Mârîtcha[81], le sage, a bâti Sa hutte en ce lieu solitaire; Il y mène une vie austère Près de son épouse Aditi. Ses leçons l’ont fait reconnaître Digne petit-fils de Brahma: C’est ici que sa voix charma Les dieux qui l’avaient pris pour maître.

[81] Fils de Marîtchi, ordinairement nommé Kasyapa.

LE ROI, _avec respect_.

Le contempler est la plus haute des félicités. Passerai-je à côté de ce bonheur sans le goûter? Non, je n’irai pas plus loin avant d’avoir rendu mes devoirs au bienheureux.

MATALI.

J’approuve ton dessein. (_Le char descend._) Nous voici arrivés.

LE ROI, _avec étonnement_.

Mâtali!

Dans l’air pur la roue Tourne et court sans bruit, Sans toucher la boue Du chemin qui fuit. Étrange mystère! Le char descendu Semble suspendu Au-dessus de terre.

MATALI.

C’est la différence du char d’Indra et du tien.

LE ROI.

Indique-moi l’ermitage de Mârîtcha.

MATALI, _étendant la main_.

C’est là,... où tu vois cet ascète en méditation.

Ses genoux sont plongés dans une fourmilière; Il garde sur l’épaule une peau de serpent[82]; Quelle vertu! sa gorge étouffe sous le lierre Qui le couvre en grimpant; Sa longue chevelure est une lourde masse De tresses et de nids où l’oiseau chante et dort; Brûlé par le soleil, il le regarde en face, Nu comme un arbre mort.

[82] La peau d’un serpent qui a mué sur lui.

LE ROI, _regardant_.

Honneur à ce rigide ascète!

MATALI, _retenant les rênes_.

Nous voici dans l’ermitage du père des créatures[83]. C’est Aditi qui soigne elle-même ces arbres Mandâras.

[83] Mârîtcha.

LE ROI.

Ah! ce séjour de paix est plus doux que le ciel même! Je me crois plongé dans un lac de nectar!

MATALI, _arrêtant le char_.

Roi, tu peux descendre.

LE ROI, _descendant du char_.

Et toi?

MATALI.

Le char est arrêté: les chevaux ne bougeront plus. Je descends aussi. (_Il descend._) Regarde! Voici les bosquets habités par les solitaires qui sont parvenus à la perfection.

LE ROI.

J’admire également le lieu et ses habitants.

Ils vivent de l’éther dans la forêt sacrée, Au milieu des Kalpas chargés de leurs fruits mûrs; Pour leurs ablutions, ils ont des ruisseaux purs Où le pollen des fleurs rend l’eau toute dorée: Ces palais de rubis ne sont rien à leurs yeux; Les nymphes de ces bois n’ont sur eux nul empire: Tous ces suprêmes biens auxquels l’ermite aspire, Ils s’en privent encore au sein même des cieux!

MATALI.

L’ambition des grands cœurs ne connaît pas de limites! (_Il fait quelques pas.
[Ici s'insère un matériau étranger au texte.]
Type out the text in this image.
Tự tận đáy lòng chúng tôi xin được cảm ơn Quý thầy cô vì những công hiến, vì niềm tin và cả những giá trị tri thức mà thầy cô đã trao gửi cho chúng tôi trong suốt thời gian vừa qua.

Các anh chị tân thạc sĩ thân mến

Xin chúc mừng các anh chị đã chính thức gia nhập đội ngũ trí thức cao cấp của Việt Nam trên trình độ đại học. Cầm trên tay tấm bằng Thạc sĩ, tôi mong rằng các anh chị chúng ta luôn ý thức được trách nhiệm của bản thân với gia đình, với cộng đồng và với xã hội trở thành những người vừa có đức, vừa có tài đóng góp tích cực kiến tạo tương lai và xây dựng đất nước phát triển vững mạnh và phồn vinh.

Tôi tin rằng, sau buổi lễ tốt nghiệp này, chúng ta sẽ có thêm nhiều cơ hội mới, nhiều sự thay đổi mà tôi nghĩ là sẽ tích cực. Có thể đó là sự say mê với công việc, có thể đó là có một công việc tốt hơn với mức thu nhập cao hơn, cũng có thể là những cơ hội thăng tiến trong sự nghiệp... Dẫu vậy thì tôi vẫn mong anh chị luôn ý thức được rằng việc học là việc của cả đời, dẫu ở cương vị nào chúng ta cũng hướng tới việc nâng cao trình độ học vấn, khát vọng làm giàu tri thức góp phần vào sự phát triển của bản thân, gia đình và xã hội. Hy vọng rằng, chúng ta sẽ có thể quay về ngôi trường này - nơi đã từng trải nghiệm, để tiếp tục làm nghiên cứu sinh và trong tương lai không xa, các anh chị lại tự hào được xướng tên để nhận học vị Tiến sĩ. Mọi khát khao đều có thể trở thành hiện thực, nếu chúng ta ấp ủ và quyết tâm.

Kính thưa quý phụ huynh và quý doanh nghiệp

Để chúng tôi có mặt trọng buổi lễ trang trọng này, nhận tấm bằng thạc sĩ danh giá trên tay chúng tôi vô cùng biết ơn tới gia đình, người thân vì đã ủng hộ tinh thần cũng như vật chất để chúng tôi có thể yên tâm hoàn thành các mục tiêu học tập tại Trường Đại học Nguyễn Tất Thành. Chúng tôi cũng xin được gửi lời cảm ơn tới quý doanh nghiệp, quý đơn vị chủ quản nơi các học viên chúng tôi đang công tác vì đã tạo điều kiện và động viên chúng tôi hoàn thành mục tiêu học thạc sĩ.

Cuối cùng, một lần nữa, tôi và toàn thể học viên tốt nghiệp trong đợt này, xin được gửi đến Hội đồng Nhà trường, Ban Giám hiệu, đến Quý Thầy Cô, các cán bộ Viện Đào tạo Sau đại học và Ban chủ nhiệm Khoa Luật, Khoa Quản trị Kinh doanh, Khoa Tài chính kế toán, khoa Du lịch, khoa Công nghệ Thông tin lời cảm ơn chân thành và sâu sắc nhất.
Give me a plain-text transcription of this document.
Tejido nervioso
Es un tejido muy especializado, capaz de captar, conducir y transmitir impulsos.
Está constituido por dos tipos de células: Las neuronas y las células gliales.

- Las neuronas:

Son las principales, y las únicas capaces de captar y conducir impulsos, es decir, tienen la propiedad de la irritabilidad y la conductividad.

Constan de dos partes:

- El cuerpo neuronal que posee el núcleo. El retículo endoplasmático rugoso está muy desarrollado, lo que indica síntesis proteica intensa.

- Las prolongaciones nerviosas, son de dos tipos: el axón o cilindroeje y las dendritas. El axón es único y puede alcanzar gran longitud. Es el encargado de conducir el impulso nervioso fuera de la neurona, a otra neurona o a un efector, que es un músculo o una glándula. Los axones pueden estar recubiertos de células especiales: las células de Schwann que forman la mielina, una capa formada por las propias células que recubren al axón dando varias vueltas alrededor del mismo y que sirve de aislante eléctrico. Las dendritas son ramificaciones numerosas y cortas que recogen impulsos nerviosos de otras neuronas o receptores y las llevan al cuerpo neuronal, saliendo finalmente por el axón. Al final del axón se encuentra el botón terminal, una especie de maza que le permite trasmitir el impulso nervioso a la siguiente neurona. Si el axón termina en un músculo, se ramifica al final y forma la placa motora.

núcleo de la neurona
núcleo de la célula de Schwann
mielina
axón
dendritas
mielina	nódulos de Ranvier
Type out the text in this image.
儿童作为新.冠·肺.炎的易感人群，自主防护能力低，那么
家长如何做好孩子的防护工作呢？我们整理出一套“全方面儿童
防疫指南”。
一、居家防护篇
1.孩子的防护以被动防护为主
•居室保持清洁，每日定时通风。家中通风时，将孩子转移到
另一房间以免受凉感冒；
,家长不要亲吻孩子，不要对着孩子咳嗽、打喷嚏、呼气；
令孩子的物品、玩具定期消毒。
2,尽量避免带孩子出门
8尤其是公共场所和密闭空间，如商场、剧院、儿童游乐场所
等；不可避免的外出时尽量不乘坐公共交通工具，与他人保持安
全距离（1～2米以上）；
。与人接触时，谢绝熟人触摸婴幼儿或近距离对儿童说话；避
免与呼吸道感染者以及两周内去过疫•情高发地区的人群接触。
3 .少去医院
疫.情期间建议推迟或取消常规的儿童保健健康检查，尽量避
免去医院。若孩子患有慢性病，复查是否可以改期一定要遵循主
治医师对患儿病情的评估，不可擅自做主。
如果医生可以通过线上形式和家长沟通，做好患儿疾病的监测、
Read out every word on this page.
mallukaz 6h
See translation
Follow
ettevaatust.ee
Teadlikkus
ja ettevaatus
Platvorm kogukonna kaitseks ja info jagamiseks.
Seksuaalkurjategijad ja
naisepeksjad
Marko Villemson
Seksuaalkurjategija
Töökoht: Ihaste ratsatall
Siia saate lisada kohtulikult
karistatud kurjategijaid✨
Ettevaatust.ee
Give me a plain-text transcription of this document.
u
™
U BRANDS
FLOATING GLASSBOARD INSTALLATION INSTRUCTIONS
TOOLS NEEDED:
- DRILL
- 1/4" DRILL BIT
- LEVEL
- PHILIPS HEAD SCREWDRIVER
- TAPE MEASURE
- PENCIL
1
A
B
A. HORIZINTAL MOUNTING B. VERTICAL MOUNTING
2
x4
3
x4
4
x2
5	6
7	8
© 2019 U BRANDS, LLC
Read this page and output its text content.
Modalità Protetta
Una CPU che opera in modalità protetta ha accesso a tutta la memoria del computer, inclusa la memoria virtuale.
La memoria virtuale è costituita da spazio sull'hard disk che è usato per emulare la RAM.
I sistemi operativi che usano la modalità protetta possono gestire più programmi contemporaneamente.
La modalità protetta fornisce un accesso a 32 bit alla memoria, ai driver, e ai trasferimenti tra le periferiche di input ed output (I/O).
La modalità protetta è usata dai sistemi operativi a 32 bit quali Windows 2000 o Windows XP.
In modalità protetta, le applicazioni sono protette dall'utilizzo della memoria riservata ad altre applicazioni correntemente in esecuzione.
A la cantonade._) Vriddhasâcalya! Que fait à cette heure le bienheureux Mârîtcha? (_Après avoir écouté._) Que dis-tu?... La fille de Dakcha[84] lui a demandé quels sont les devoirs d’une épouse fidèle, et il est maintenant occupé à l’instruire?--Alors, il faut attendre; nous nous présenterons plus tard. (_Regardant le roi._) Assieds-toi à l’ombre de cet Asoka: je vais t’annoncer au père d’Indra[85].

[84] Aditi, son épouse.

[85] Toujours Mârîtcha.

LE ROI.

Comme il te plaira. (_Mâtali sort.--Sentant un présage heureux[86]._)

[86] Une secousse dans le bras droit.

Qu’ai-je senti? Faut-il en croire un heureux signe? Mais non! Tout est fini! Mon cœur est sans espoir. Le bonheur s’est lassé de poursuivre un indigne, Et je ne dois plus la revoir!

VOIX _derrière la scène_.

Sois donc sage! Il faut toujours que tu montres ton méchant caractère!

LE ROI, _écoutant_.

Comment! du désordre en ce saint lieu! A qui parle-t-on ainsi? (_Regardant du côté d’où est venue la voix. Avec étonnement._) Ah! c’est un enfant! Deux religieuses courent après lui... Un enfant? non! mais un héros!

C’est un lionceau qu’il traîne, Non sans peine: La bête égratigne et mord. Il la tient par la crinière Prisonnière, Et rit d’être le plus fort!

· · ·

On voit entrer l’enfant, tenant le lionceau et suivi des deux religieuses.